Begin by asking for the following information from your dashboard web logs.

(1) how many distinct users have visited your dashboard,

(2) how many of these users have visited once, once per month, once per week, or more than once per week,

(3) what is the average session duration (length of time viewing the dashboard) in each of the above categories? These numbers will help you answer the first two questions in the review.

Stop. If you have few users, few repeat users, and extremely short session times, you should not continue the review. Asking the questions below in this situation will indicate to your users that you have no idea what is going on. Your project is in deep trouble and you’ll need some help to get out. Begin with a single “friendly” user, and get their honest feedback about why the dashboard is not being used. Use this feedback to resolve issues and prepare for a re-launch of a dashboard more in tune with what users need.

If your dashboard does have reasonable reach and engagement, you can proceed to survey your users. The best way to do this is by phone or in person. If your user community is too large for this, interview 20-25 representative users, and then use an email survey for the rest. The questions to ask are:

  1. What information on the dashboard do you find most useful and why?
  2. What information on the dashboard do you not find useful?
  3. What information is not on the dashboard that you require?
  4. Have you had any data quality or timeliness concerns?

The answers to the first 3 questions will help you assess the relevance of the information on your dashboard. To determine coverage, examine the list of information requirements and identify those which can be answered using existing corporate data, and which cannot. The first category compared with the useful information already on your dashboard gives you the coverage of available information. The second category tells you how many requests cannot be covered without collecting additional data.

The fourth question addresses the issue of data quality. You need to know if users have ever experienced incorrect data, or delays in getting the data they need. This is a crucial area – credibility among executive users is hard won and easily lost.

Responsiveness is simply a function of how quickly you have been able to respond to requests for functional changes and enhancements. If you have a project tracking system in place, it should be a quick matter to answer this question – if not, a few conversations will likely give you a clue.

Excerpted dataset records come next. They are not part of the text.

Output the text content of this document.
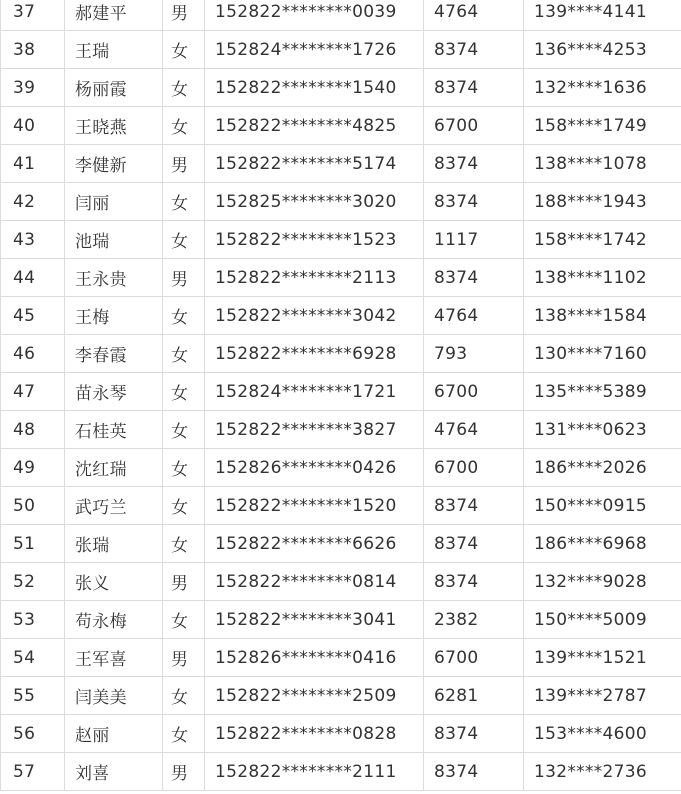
37	郝建平	男	152822********0039	4764	139****4141
38	王瑞	女	152824********1726	8374	136****4253
39	杨丽霞	女	152822********1540	8374	132****1636
40	王晓燕	女	152822********4825	6700	158****1749
41	李健新	男	152822********5174	8374	138****1078
42	闫丽	女	152825********3020	8374	188****1943
43	池瑞	女	152822********1523	1117	158****1742
44	王永贵	男	152822********2113	8374	138****1102
45	王梅	女	152822********3042	4764	138****1584
46	李春霞	女	152822********6928	793	130****7160
47	苗永琴	女	152824********1721	6700	135****5389
48	石桂英	女	152822********3827	4764	131****0623
49	沈红瑞	女	152826********0426	6700	186****2026
50	武巧兰	女	152822********1520	8374	150****0915
51	张瑞	女	152822********6626	8374	186****6968
52	张义	男	152822********0814	8374	132****9028
53	苟永梅	女	152822********3041	2382	150****5009
54	王军喜	男	152826********0416	6700	139****1521
55	闫美美	女	152822********2509	6281	139****2787
56	赵丽	女	152822********0828	8374	153****4600
57	刘喜	男	152822********2111	8374	132****2736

Finally, alignment can be assessed by reviewing the latest memos, presentations and other information describing your organization’s strategy. Compare this with the content and form of your dashboard solution, and judge the level of alignment for yourself. If you lack alignment, consider whether this is because the dashboard is at fault, or because your users who have generated the requirements are not aligned with the strategy. In the latter case, it is wise to have an “off-the-record” conversation with a friendly user to determine the best path forward.

You’ll note that we have not discussed usability concerns in this review. Dashboard usability is a paramount concern, worthy of a separate investigation. Information gleaned from this review process may indicate the need to conduct such an investigation sooner than you otherwise would have.